As most ISVs are aware, all partners who wish to list their apps publicly on the AppExchange are required to pass a rigorous Security Review process to provide trust to the community of users who may end up using their solution. Salesforce recently added a new requirement to the Security Review process: ISVs must now include a Solution Architecture document as part of their submission.
This blog post will provide an overview of this new requirement, along with a useful Solution Architecture template to help you provide the right information about your solution architecture when you submit your app for review.
Evolution of Security Review requirements
The addition of new requirements to the Security Review process is nothing new; the process has evolved over the years. Originally, ISVs had to submit code scans and false positive documents, then were asked to provide a Use Case document (which was based on a CodeScience best practice of always doing so), and now we have a new required document which was added with the update of the Security Review Wizard, the Solution Architecture document.
This document takes the place of the Technical Review call which ISVs used to hold with their Partner Account Manager (PAM) and their Technical Evangelist (TE). The purpose of the call was to give the TE an opportunity to learn about the partner’s proposed solution and architecture while allowing them to ask questions about the solution, look for red flags in the design, and suggest alternatives where appropriate. It was a great opportunity to validate the proposed solution before committing to it and we would usually get some good feedback from these calls, if not at least validation of our approach.

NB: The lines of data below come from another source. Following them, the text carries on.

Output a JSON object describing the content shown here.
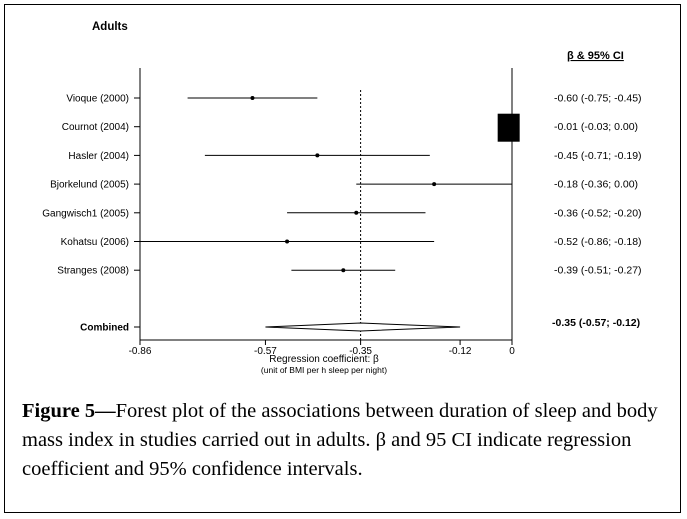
{
  "chart_data": {
    "type": "forest",
    "panel_title": "Adults",
    "right_column_header": "β & 95% CI",
    "xlabel": "Regression coefficient: β",
    "xlabel_sub": "(unit of BMI per h sleep per night)",
    "xlim": [
      -0.86,
      0
    ],
    "x_ticks": [
      {
        "value": -0.86,
        "label": "-0.86"
      },
      {
        "value": -0.57,
        "label": "-0.57"
      },
      {
        "value": -0.35,
        "label": "-0.35"
      },
      {
        "value": -0.12,
        "label": "-0.12"
      },
      {
        "value": 0,
        "label": "0"
      }
    ],
    "reference_line": -0.35,
    "studies": [
      {
        "label": "Vioque (2000)",
        "beta": -0.6,
        "lo": -0.75,
        "hi": -0.45,
        "ci_text": "-0.60 (-0.75; -0.45)"
      },
      {
        "label": "Cournot (2004)",
        "beta": -0.01,
        "lo": -0.03,
        "hi": 0.0,
        "ci_text": "-0.01 (-0.03; 0.00)"
      },
      {
        "label": "Hasler (2004)",
        "beta": -0.45,
        "lo": -0.71,
        "hi": -0.19,
        "ci_text": "-0.45 (-0.71; -0.19)"
      },
      {
        "label": "Bjorkelund (2005)",
        "beta": -0.18,
        "lo": -0.36,
        "hi": 0.0,
        "ci_text": "-0.18 (-0.36; 0.00)"
      },
      {
        "label": "Gangwisch1 (2005)",
        "beta": -0.36,
        "lo": -0.52,
        "hi": -0.2,
        "ci_text": "-0.36 (-0.52; -0.20)"
      },
      {
        "label": "Kohatsu (2006)",
        "beta": -0.52,
        "lo": -0.86,
        "hi": -0.18,
        "ci_text": "-0.52 (-0.86; -0.18)"
      },
      {
        "label": "Stranges (2008)",
        "beta": -0.39,
        "lo": -0.51,
        "hi": -0.27,
        "ci_text": "-0.39 (-0.51; -0.27)"
      }
    ],
    "combined": {
      "label": "Combined",
      "beta": -0.35,
      "lo": -0.57,
      "hi": -0.12,
      "ci_text": "-0.35 (-0.57; -0.12)"
    }
  },
  "caption": {
    "label": "Figure 5—",
    "text": "Forest plot of the associations between duration of sleep and body mass index in studies carried out in adults. β and 95 CI indicate regression coefficient and 95% confidence intervals."
  }
}
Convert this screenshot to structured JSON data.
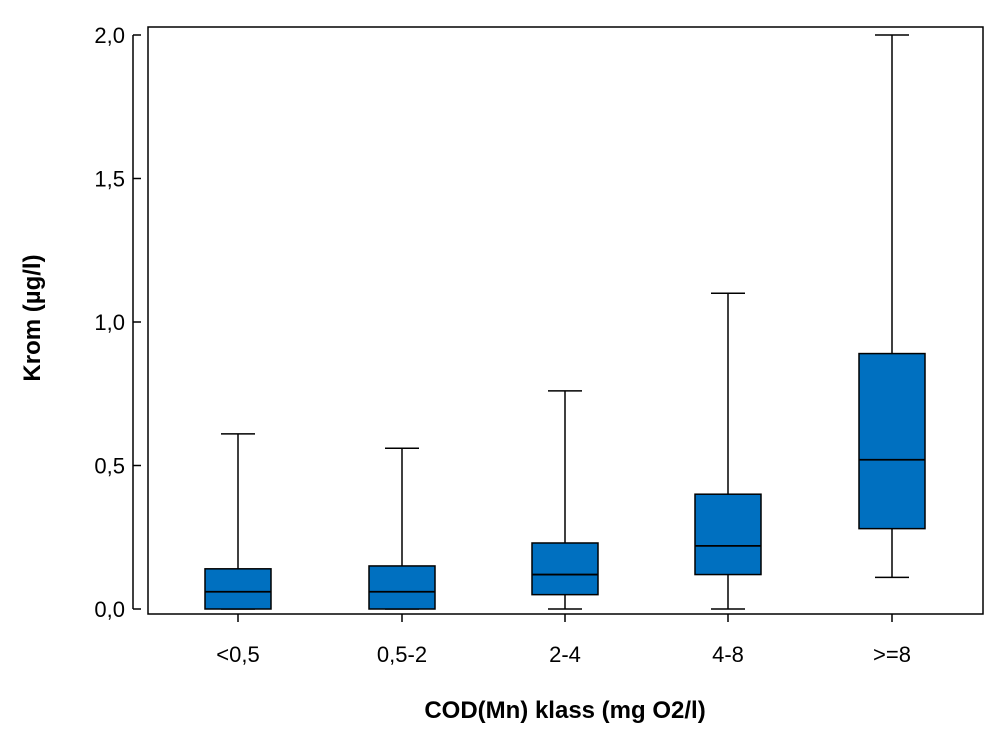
{
  "chart_data": {
    "type": "boxplot",
    "xlabel": "COD(Mn) klass (mg O2/l)",
    "ylabel": "Krom (µg/l)",
    "ylim": [
      0.0,
      2.0
    ],
    "yticks": [
      {
        "value": 0.0,
        "label": "0,0"
      },
      {
        "value": 0.5,
        "label": "0,5"
      },
      {
        "value": 1.0,
        "label": "1,0"
      },
      {
        "value": 1.5,
        "label": "1,5"
      },
      {
        "value": 2.0,
        "label": "2,0"
      }
    ],
    "categories": [
      "<0,5",
      "0,5-2",
      "2-4",
      "4-8",
      ">=8"
    ],
    "boxes": [
      {
        "category": "<0,5",
        "min": 0.0,
        "q1": 0.0,
        "median": 0.06,
        "q3": 0.14,
        "max": 0.61
      },
      {
        "category": "0,5-2",
        "min": 0.0,
        "q1": 0.0,
        "median": 0.06,
        "q3": 0.15,
        "max": 0.56
      },
      {
        "category": "2-4",
        "min": 0.0,
        "q1": 0.05,
        "median": 0.12,
        "q3": 0.23,
        "max": 0.76
      },
      {
        "category": "4-8",
        "min": 0.0,
        "q1": 0.12,
        "median": 0.22,
        "q3": 0.4,
        "max": 1.1
      },
      {
        "category": ">=8",
        "min": 0.11,
        "q1": 0.28,
        "median": 0.52,
        "q3": 0.89,
        "max": 2.0
      }
    ],
    "box_color": "#0070C0",
    "grid": false,
    "legend": "none"
  }
}
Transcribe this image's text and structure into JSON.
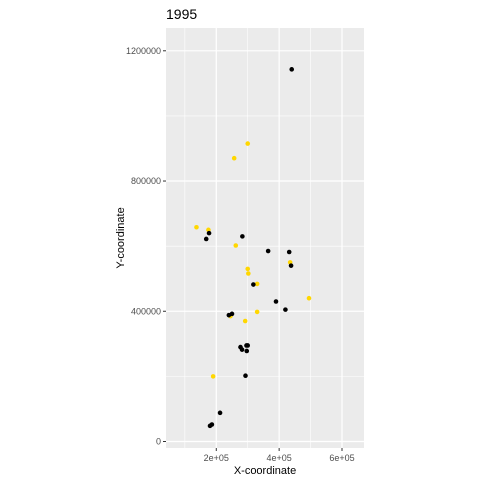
{
  "chart_data": {
    "type": "scatter",
    "title": "1995",
    "xlabel": "X-coordinate",
    "ylabel": "Y-coordinate",
    "xlim": [
      40000,
      670000
    ],
    "ylim": [
      -20000,
      1270000
    ],
    "grid": true,
    "legend": "none",
    "panel_background": "#ebebeb",
    "grid_color": "#ffffff",
    "x_ticks": [
      {
        "value": 200000,
        "label": "2e+05"
      },
      {
        "value": 400000,
        "label": "4e+05"
      },
      {
        "value": 600000,
        "label": "6e+05"
      }
    ],
    "y_ticks": [
      {
        "value": 0,
        "label": "0"
      },
      {
        "value": 400000,
        "label": "400000"
      },
      {
        "value": 800000,
        "label": "800000"
      },
      {
        "value": 1200000,
        "label": "1200000"
      }
    ],
    "series": [
      {
        "color": "#ffd700",
        "points": [
          [
            300000,
            915000
          ],
          [
            257000,
            870000
          ],
          [
            137000,
            658000
          ],
          [
            175000,
            650000
          ],
          [
            262000,
            602000
          ],
          [
            300000,
            530000
          ],
          [
            302000,
            516000
          ],
          [
            330000,
            484000
          ],
          [
            435000,
            550000
          ],
          [
            495000,
            440000
          ],
          [
            330000,
            398000
          ],
          [
            245000,
            385000
          ],
          [
            292000,
            370000
          ],
          [
            190000,
            200000
          ]
        ]
      },
      {
        "color": "#000000",
        "points": [
          [
            440000,
            1143000
          ],
          [
            283000,
            630000
          ],
          [
            177000,
            640000
          ],
          [
            168000,
            622000
          ],
          [
            365000,
            585000
          ],
          [
            432000,
            582000
          ],
          [
            438000,
            540000
          ],
          [
            318000,
            482000
          ],
          [
            390000,
            430000
          ],
          [
            420000,
            405000
          ],
          [
            240000,
            388000
          ],
          [
            250000,
            392000
          ],
          [
            296000,
            295000
          ],
          [
            300000,
            295000
          ],
          [
            277000,
            290000
          ],
          [
            282000,
            282000
          ],
          [
            297000,
            278000
          ],
          [
            293000,
            202000
          ],
          [
            212000,
            88000
          ],
          [
            186000,
            52000
          ],
          [
            180000,
            48000
          ]
        ]
      }
    ]
  }
}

In an effort to streamline the process, the Salesforce ISV team has removed the Technical Review call and replaced it with the Solution Architecture document requirement. With that said, this new requirement doesn’t come with a lot of guidance, so let’s take a look at what they’re asking of you.
A closer look at the Solution Architecture requirement
The tooltip in the submission wizard states:
Share documents that display detailed information flow, authentication, encryption on data transfer, and data touchpoints. Also provide basic solution usage instructions to help orient the security review team.
That’s really all the instructions ISVs are given, so you’re given a lot of leeway in how you respond. Because of our nature as a PDO, we submit multiple packages over time and so it was worth it to create a template for our build teams to use so that they’re not all solving the same problem ten different ways.
The CodeScience Solution Architecture template
Our approach was to ask ourselves what we thought an ISV TE would want to know about the packaged solution. How does it authenticate? Does it store SF credentials off-site? How does it handle data at volumes? Does it have a retry mechanism for critical data operations? What are the expected data volumes and how will you address the upper end of that range?
We then put together a thorough template that would help answer these questions in an organized way, with examples from various projects we’ve worked on, and we’d like to share this resource with you! So far it’s been working well on our projects, as each Product Owner can use the parts that are relevant and edit out the rest.
While our friends on the AppExchange Security Review Operations team have given this template the thumbs up, it’s up to you to make sure that your Solution Architecture document tells the full technical story of your end-to-end solution.
Hopefully this template can help lend some clarity to an otherwise ambiguous requirement for Security Review. So go get those Checkmarx scans fired up and get ready to submit!